The German government said Friday it has set up an international commission of experts to review the events surrounding the 1972 attack on the Munich Olympics, a panel that was part of an agreement reached last year with relatives of the 11 Israeli team members who were killed by Palestinian militants.
The Interior Ministry named an eight-member panel of historians, most of them based in Israel or Germany. Interior Minister Nancy Faeser underlined Germany's commitment to “a thorough reappraisal of what happened.”
The commission will also “rigorously examine the period before and after” the attack, Faeser said in a statement. “It is particularly important to me for their work to also thoroughly address the treatment of the family members after the attack.”
In September, German President Frank-Walter Steinmeier apologized for multiple failures by his country before, during and after the attack as he joined his Israeli counterpart and relatives of the slain athletes at a ceremony marking the 50th anniversary.
An agreement days earlier for the relatives to receive a total of 28 million euros ($30.7 million) in compensation — a sum that includes much smaller payments made earlier — headed off a threatened boycott of the event. Germany also agreed to acknowledge failures by authorities at the time and to set up the review by historians.
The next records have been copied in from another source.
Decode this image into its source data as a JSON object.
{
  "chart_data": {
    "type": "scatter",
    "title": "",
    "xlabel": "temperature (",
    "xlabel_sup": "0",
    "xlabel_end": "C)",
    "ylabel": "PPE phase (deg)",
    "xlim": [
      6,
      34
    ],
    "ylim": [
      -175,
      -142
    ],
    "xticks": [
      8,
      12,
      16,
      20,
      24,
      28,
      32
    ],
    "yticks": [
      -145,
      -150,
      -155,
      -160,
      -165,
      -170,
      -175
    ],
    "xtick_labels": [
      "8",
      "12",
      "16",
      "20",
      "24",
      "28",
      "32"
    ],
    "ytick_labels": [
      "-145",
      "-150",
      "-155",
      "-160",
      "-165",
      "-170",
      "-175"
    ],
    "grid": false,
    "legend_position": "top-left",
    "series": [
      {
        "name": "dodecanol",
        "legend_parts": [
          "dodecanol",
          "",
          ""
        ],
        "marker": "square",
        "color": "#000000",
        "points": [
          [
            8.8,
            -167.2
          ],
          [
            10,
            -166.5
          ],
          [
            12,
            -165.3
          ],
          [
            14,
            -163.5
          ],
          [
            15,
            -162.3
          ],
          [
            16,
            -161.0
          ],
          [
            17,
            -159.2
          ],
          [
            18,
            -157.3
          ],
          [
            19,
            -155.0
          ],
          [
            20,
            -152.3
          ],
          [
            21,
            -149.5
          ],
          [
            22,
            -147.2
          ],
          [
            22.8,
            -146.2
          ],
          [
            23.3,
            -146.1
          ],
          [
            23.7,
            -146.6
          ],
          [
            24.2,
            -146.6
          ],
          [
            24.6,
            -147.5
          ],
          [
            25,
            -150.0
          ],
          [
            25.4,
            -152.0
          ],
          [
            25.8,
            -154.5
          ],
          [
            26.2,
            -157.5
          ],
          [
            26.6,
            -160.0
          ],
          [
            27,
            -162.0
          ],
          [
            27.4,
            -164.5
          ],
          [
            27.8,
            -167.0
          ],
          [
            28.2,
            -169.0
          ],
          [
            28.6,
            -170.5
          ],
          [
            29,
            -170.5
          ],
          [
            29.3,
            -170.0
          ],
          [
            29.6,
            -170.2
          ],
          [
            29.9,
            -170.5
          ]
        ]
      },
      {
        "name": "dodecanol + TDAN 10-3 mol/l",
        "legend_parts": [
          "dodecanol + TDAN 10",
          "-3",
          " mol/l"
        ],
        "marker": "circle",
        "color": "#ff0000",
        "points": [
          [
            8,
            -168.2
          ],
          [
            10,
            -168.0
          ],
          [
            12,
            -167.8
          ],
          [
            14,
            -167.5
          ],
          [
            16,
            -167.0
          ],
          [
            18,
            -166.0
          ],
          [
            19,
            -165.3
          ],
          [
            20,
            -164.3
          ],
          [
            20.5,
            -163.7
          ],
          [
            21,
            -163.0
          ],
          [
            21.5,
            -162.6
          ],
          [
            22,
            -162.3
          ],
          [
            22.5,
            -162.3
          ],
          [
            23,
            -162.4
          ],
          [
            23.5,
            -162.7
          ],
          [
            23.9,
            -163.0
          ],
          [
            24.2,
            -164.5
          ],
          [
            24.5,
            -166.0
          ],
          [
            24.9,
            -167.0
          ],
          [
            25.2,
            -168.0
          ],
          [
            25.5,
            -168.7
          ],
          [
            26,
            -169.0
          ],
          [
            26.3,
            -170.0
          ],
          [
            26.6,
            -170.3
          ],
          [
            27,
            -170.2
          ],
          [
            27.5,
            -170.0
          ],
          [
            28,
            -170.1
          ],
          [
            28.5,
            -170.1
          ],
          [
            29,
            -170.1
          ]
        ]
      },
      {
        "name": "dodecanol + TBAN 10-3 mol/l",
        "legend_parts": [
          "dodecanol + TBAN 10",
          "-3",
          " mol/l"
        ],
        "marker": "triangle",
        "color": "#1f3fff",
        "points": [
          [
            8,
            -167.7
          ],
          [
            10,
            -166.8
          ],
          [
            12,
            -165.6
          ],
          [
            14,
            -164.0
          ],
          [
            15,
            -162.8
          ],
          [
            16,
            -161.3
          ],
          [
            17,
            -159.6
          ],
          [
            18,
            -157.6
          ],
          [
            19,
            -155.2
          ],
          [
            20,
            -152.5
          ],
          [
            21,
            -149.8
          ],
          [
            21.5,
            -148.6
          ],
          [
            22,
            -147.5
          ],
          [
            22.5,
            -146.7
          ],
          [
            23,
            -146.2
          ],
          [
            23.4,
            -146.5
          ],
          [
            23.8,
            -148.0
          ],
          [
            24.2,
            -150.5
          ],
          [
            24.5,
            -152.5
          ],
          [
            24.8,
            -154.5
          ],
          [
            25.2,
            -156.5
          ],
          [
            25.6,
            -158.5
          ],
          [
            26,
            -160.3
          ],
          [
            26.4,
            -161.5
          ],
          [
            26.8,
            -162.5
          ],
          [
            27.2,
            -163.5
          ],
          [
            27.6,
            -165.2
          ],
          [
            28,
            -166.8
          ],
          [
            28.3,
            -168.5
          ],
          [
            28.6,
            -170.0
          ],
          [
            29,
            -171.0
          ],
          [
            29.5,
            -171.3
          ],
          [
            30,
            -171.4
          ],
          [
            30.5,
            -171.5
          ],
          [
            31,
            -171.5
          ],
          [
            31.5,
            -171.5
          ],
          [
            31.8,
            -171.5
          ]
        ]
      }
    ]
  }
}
Before dawn on Sept. 5, 1972, eight members of a Palestinian group called Black September clambered over the unguarded fence of the Olympic village. They burst into the building where the Israeli team was staying, killing wrestling coach Moshe Weinberg and weightlifter Yossi Romano.
Some Israeli athletes managed to escape but nine were seized. The captors demanded the release of more than 200 Palestinians held by Israel and two German left-wing extremists in West German prisons.
The attackers demanded a plane and safe passage to Cairo. After a day of negotiations, the assailants and their hostages were allowed to leave aboard two helicopters for the Fuerstenfeldbruck airfield outside Munich.
Sharpshooters at the airfield opened fire. The attackers threw a grenade into one of the helicopters carrying hostages, which exploded, and shot the hostages in the other helicopter. The botched rescue attempt also left a West German police officer and five of the assailants dead.
Friday's German Interior Ministry statement said that the research project's work and findings “will be documented transparently for the public” and that other experts with “additional expertise on various topics” also will be included in the panel's work. It said that a first meeting on the project is planned around the time of the 51st anniversary later this year, but didn't specify when the commission is expected to deliver its “comprehensive scholarly account.”
It said that Germany's Leibniz Institute for Contemporary History will conduct an accompanying research project and will help the expert commission.
Ankie Spitzer, the widow of fencing coach Andre Spitzer, said in the statement that the victims' families “are very pleased that our request to open the archives and establish a commission of historians has been honored."
“We are grateful to the distinguished members of the commission that they are willing to re-examine the murderous attack and its aftermath,” she added. “This is of the utmost importance to the families and hopefully will bring justice to history.”